I brought him a few books.

Friday, December 22

I stayed very late at Val-de-Grâce, but Major de Brisson drove me home. It was nighttime and very cold. I was so moved by what happened today that I couldn’t speak in the automobile.

I spent the evening with my injured soldier; together we read the books I had brought him. He didn’t really appreciate Dante, whom I like a lot. I opened the book to the page where the song of Ulysses begins. “It’s very beautiful,” he said, “but I prefer Shelley,” and he quoted:

The soul’s joy lies in doing.

I must confess that I thought of Robert again. But we mainly read Papa’s poems:

Jesus, the wounded one, the sinner, the wanderer

Washes his ailing heart in the flow of Your blood.

That’s when I felt a real bond between us. Then we talked a lot; he asked me how we had fared after Papa’s death, I explained how he had made some shrewd investments, and how since Mama was wealthy, too, we were living quite comfortably. He seemed pleased with this, as well as when I said that Papa had bought a beautiful house in Normandy and that we also owned an apartment on Rue d’Artois, where Papa had worked and which Mama was renting out. It’s really nice of him to be so interested in us.

I have leave for Christmas, so I’m going to spend the holidays with Mama and Thérèse.

Christmas

I got up early this morning and decided to take stock of my feelings in this diary.

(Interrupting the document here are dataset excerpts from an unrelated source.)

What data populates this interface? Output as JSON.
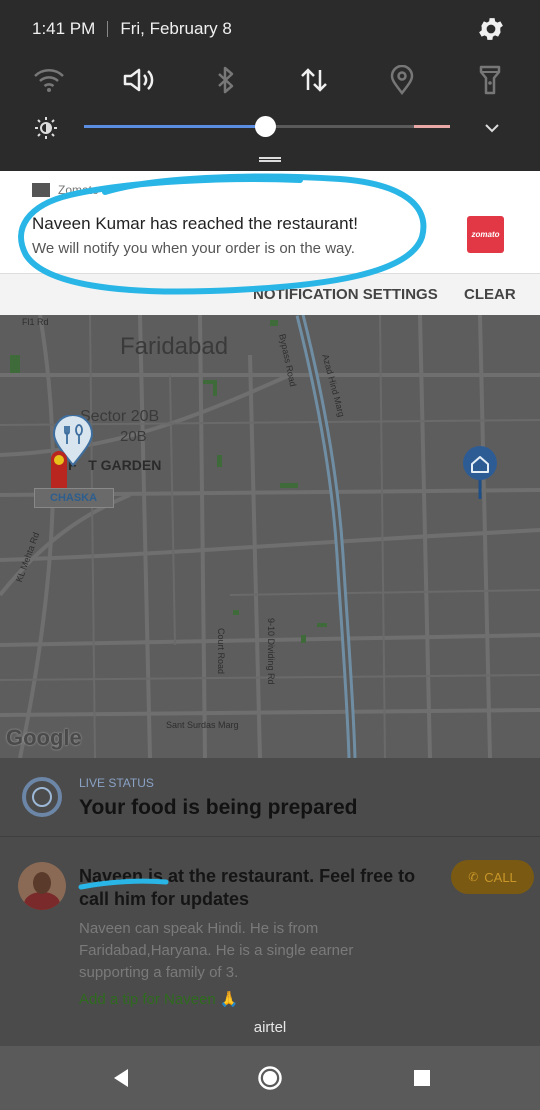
{
  "status_bar": {
    "time": "1:41 PM",
    "date": "Fri, February 8"
  },
  "quick_settings": {
    "tiles": [
      "wifi-icon",
      "volume-icon",
      "bluetooth-icon",
      "data-transfer-icon",
      "location-icon",
      "flashlight-icon"
    ],
    "brightness_level": 0.5
  },
  "notification": {
    "app_name": "Zomato",
    "title": "Naveen Kumar has reached the restaurant!",
    "text": "We will notify you when your order is on the way.",
    "logo_text": "zomato",
    "actions": {
      "settings": "NOTIFICATION SETTINGS",
      "clear": "CLEAR"
    }
  },
  "map": {
    "city_label": "Faridabad",
    "sector_label": "Sector 20B",
    "sector_sub": "20B",
    "garden_label": "F   T GARDEN",
    "restaurant_tag": "CHASKA",
    "roads": {
      "r1": "Bypass Road",
      "r2": "Azad Hind Marg",
      "r3": "KL Mehta Rd",
      "r4": "Court Road",
      "r5": "9-10 Dividing Rd",
      "r6": "Sant Surdas Marg",
      "r7": "Fl1 Rd"
    },
    "attribution": "Google"
  },
  "order": {
    "live_label": "LIVE STATUS",
    "live_title": "Your food is being prepared",
    "driver_message": "Naveen is at the restaurant. Feel free to call him for updates",
    "call_label": "CALL",
    "driver_info": "Naveen can speak Hindi. He is from Faridabad,Haryana. He is a single earner supporting a family of 3.",
    "tip_label": "Add a tip for Naveen 🙏"
  },
  "carrier": "airtel",
  "colors": {
    "accent_blue": "#5b8ee0",
    "scribble": "#29b6e6",
    "zomato_red": "#e23744"
  }
}
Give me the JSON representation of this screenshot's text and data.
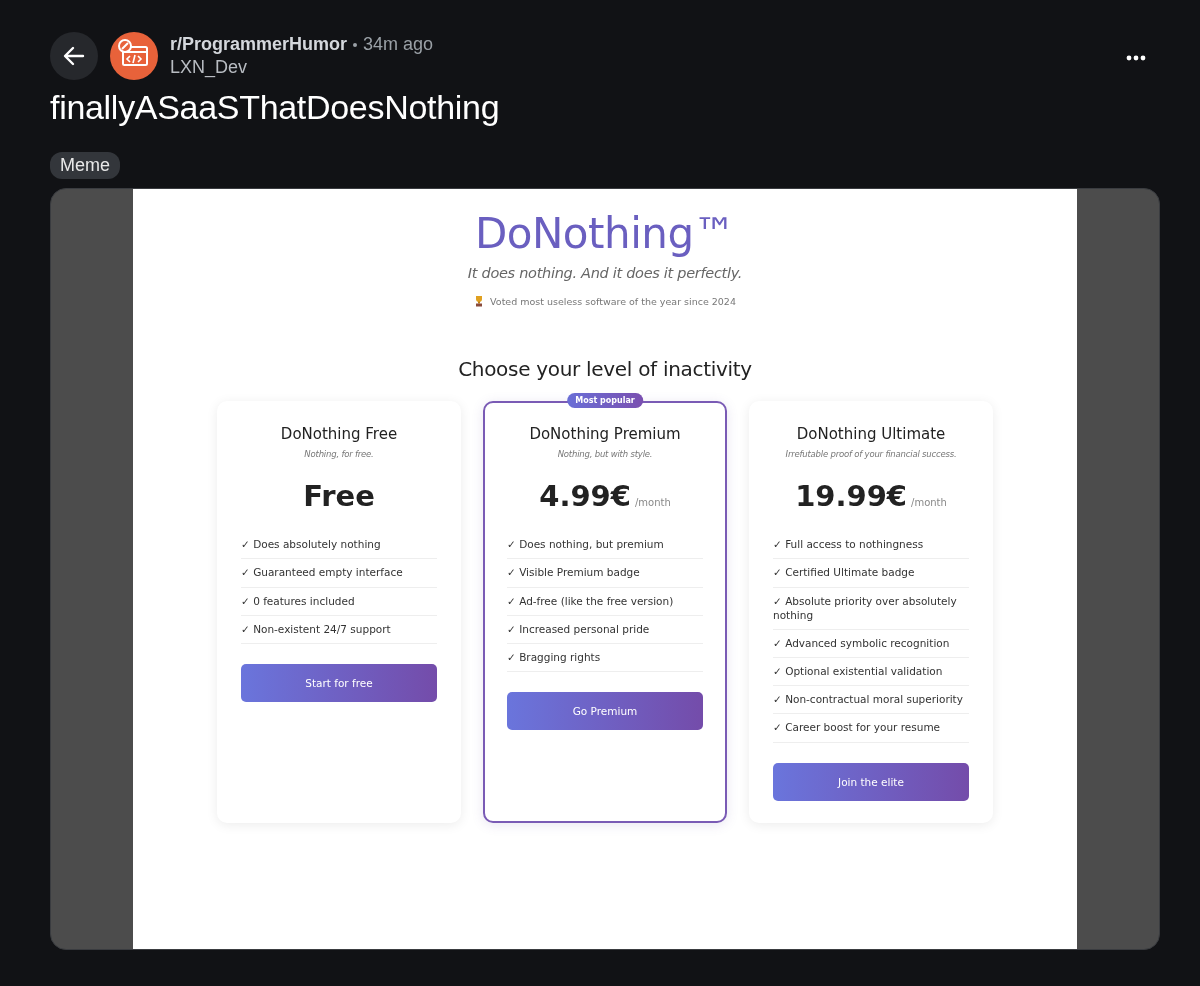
{
  "post": {
    "subreddit": "r/ProgrammerHumor",
    "time": "34m ago",
    "author": "LXN_Dev",
    "title": "finallyASaaSThatDoesNothing",
    "flair": "Meme"
  },
  "image": {
    "brand": "DoNothing™",
    "tagline": "It does nothing. And it does it perfectly.",
    "award": "Voted most useless software of the year since 2024",
    "heading": "Choose your level of inactivity",
    "plans": [
      {
        "name": "DoNothing Free",
        "subtitle": "Nothing, for free.",
        "price": "Free",
        "highlighted": false,
        "features": [
          "✓ Does absolutely nothing",
          "✓ Guaranteed empty interface",
          "✓ 0 features included",
          "✓ Non-existent 24/7 support"
        ],
        "button": "Start for free"
      },
      {
        "name": "DoNothing Premium",
        "subtitle": "Nothing, but with style.",
        "price": "4.99€",
        "period": "/month",
        "badge": "Most popular",
        "highlighted": true,
        "features": [
          "✓ Does nothing, but premium",
          "✓ Visible Premium badge",
          "✓ Ad-free (like the free version)",
          "✓ Increased personal pride",
          "✓ Bragging rights"
        ],
        "button": "Go Premium"
      },
      {
        "name": "DoNothing Ultimate",
        "subtitle": "Irrefutable proof of your financial success.",
        "price": "19.99€",
        "period": "/month",
        "highlighted": false,
        "features": [
          "✓ Full access to nothingness",
          "✓ Certified Ultimate badge",
          "✓ Absolute priority over absolutely nothing",
          "✓ Advanced symbolic recognition",
          "✓ Optional existential validation",
          "✓ Non-contractual moral superiority",
          "✓ Career boost for your resume"
        ],
        "button": "Join the elite"
      }
    ]
  }
}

I have to revisit what happened with Robert in March. He needed a lot of support, both morally and, I think, spiritually. I admit, I really enjoyed our conversations. But I didn’t expect him to ask me to marry him. Naturally, I refused. He asked me why, like a child, and I answered that we were too different.

I haven’t even told Mama about it. I know Papa would never have agreed for me to marry a Jew, Papa who, along with Cousin Paul and a few others, founded the League of the French Homeland during the affair with that man Dreyfus.

Wednesday the 27th

I returned to the hospital today. Lots of work, as if the Germans wanted to celebrate Christmas by killing as many of our men as possible. Yet there’s talk of a truce here and there. I didn’t have time to talk to him.

January 2, 1917

Today I had to try to comfort two wounded men who were crying because they were thinking about their fiancées. “I’m a monster,” one was saying, “She won’t want me anymore,” the other was saying, “No one will want me,” said the first, all of this in sobs.

I hope their fiancées will think of the sacrifice they have made for our country and will love them for their moral greatness. I asked to pray with them, but one told me that while he would be grateful if I could pray for him, he could never pray again. The other, who works in an automobile factory in civilian life, turned his back and pretended to sleep.